Bug #44884 | KILL of FLUSH TABLES does not remove TDC version lock on tables in use | ||
---|---|---|---|
Submitted: | 14 May 2009 18:50 | ||
Reporter: | Shawn Green | Email Updates: | |
Status: | Verified | Impact on me: | |
Category: | MySQL Server: Locking | Severity: | S3 (Non-critical) |
Version: | 5.0.51a,5.0.66a,5.1.31sp1 | OS: | Any |
Assigned to: | CPU Architecture: | Any |
[14 May 2009 18:50]
Shawn Green
[2 Feb 2010 1:14]
Erik Jones
Hello, I have just run up against this issue and have a simpler way to replicate it that only requires 3 sessions: Prep: Load a large table, we'll call it big_table below. Steps to reproduce: Session 1: SELECT COUNT(*) FROM big_table; Session 2: FLUSH TABLES WITH READ LOCK; -- this will hang, as expected Session 3: SELECT * FROM big_table LIMIT 1; -- this will hang, as expected Session 2: <ctrl-c> At this point the SELECT query in Session 3 should complete since the blocking FLUSH TABLES WITH READ LOCK request is gone, but it does not until the query in Session 1 completes or is killed.
[16 Mar 2010 17:00]
Konstantin Osipov
The synopsis is wrong. There is no such thing as "status flag". FLUSH TABLES increases the table cache version. As such, this operation is instant.
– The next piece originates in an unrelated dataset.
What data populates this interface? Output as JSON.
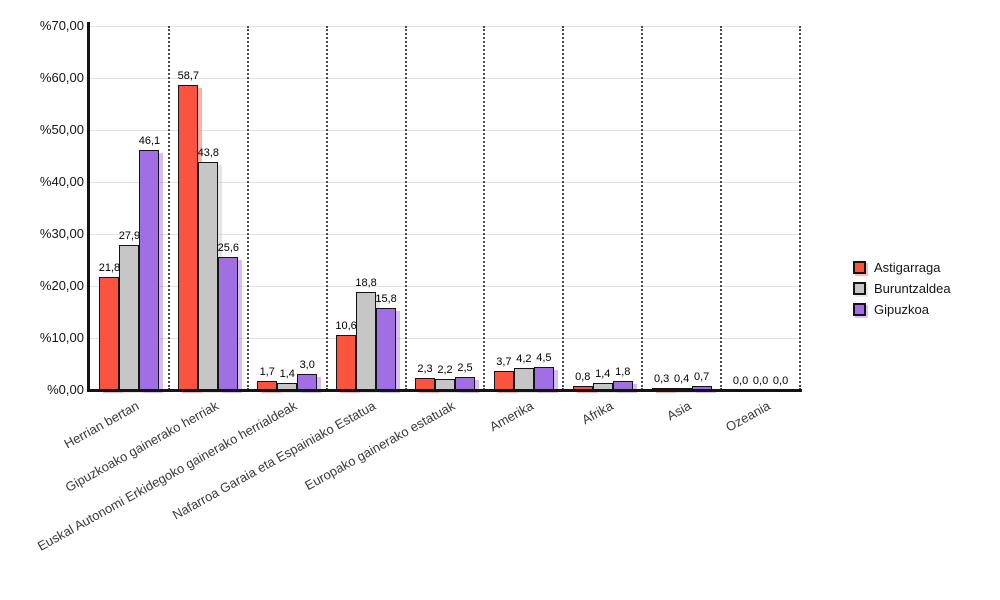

Then it waits for all tables with the old versions to go away. This can take a very long time. KILLing a blocked FLUSH TABLES will abort the wait -- but well, to no effect, the FLUSH process has been initiated. Note, that FLUSH TABLES <list> WITH READ LOCK in 5.5.3 does not have this effect.
[5 May 2010 4:18]
Roel Van de Paar
Any updates?
[5 May 2010 7:53]
Konstantin Osipov
This will not be fixed in 5.5.
[21 May 2010 15:15]
Konstantin Osipov
The first thing FLUSH TABLES does it to mark TABLE_SHARE::version of all tables in the cache as invalid. This is done by increasing the global table cache version. Tables with old TABLE_SHARE::version can not be used by new connections/transactions. Killing FLUSH TABLE does not undo invalidation of TABLE_SHARE::version of tables in use: we can't know how many invalidations has happened since and how far we need to undo. When the table is no longer in use it is removed from the cache and receives a new version.
[25 May 2010 3:11]
James Day
Workaround: KILL of the long-running query or queries that are preventing other queries from starting is the workaround for this. Pick the one with longest run time, KILL it, repeat until the problem goes away. Some possible bits of work related to this: 1. Some indication in SHOW PROCESSLIST output for FLUSH TABLES saying "waiting for older queries to end" may be helpful and could be referenced in the manual to reduce confusion. This might be sufficient to eliminate trouble reports, though not the trouble itself. 2. I suppose we could introduce a maximum wait time and KILL queries started before the FLUSH TABLES after that wait has expired. 3. I suppose that flushing only old entries and allowing new entries to be created immediately would be a better long term solution.
[26 May 2010 11:46]
Konstantin Osipov
The bug is a side effect of FLUSH TABLES implementation, which works as intended. Essentially, FLUSH TABLES statement should be seen by all as a combination of two commands: FLUSH TABLES NOWAIT, which is instant, and marks all tables for invalidation, and waiting for the invalidated tables to disappear. A table marked for invalidation can not be used in any connection. The request in this bug report is, essentially, when the second step is killed, to undo the effects of the first step. This is quite hard to accomplish since the two steps are not performed in one atomic block. We're looking at changing the implementation of FLUSH TABLES to only mark tables for flush, and then gradually expel flushed tables one by one. At this point it's unclear how to expel even a single table without disturbing concurrent transactions -- i.e. in a non-blocking fashion. Even when we solve that, however, the solution may have impact on performance of highly loaded and highly concurrent servers, and uncover some up to now unknown side effects, especially since currently FLUSH TABLES leads to ER_LOCK_DEADLOCK errors produced in transactional environments (i.e. simply aborts transactions).
[26 May 2010 11:47]
Konstantin Osipov
(Explaining reasons for setting high risk).
[26 May 2010 14:00]
James Day
What would the effort and work required be to do change what shows up in processlist to tell people what is happening? That should be enough to prevent most reports of this problem, even though it won't actually solve it. Would be a good and probably easy first step and the rest can be done later.
[12 Oct 2018 6:54]
MySQL Verification Team
Is Bug#65777 duplicated of this bug ?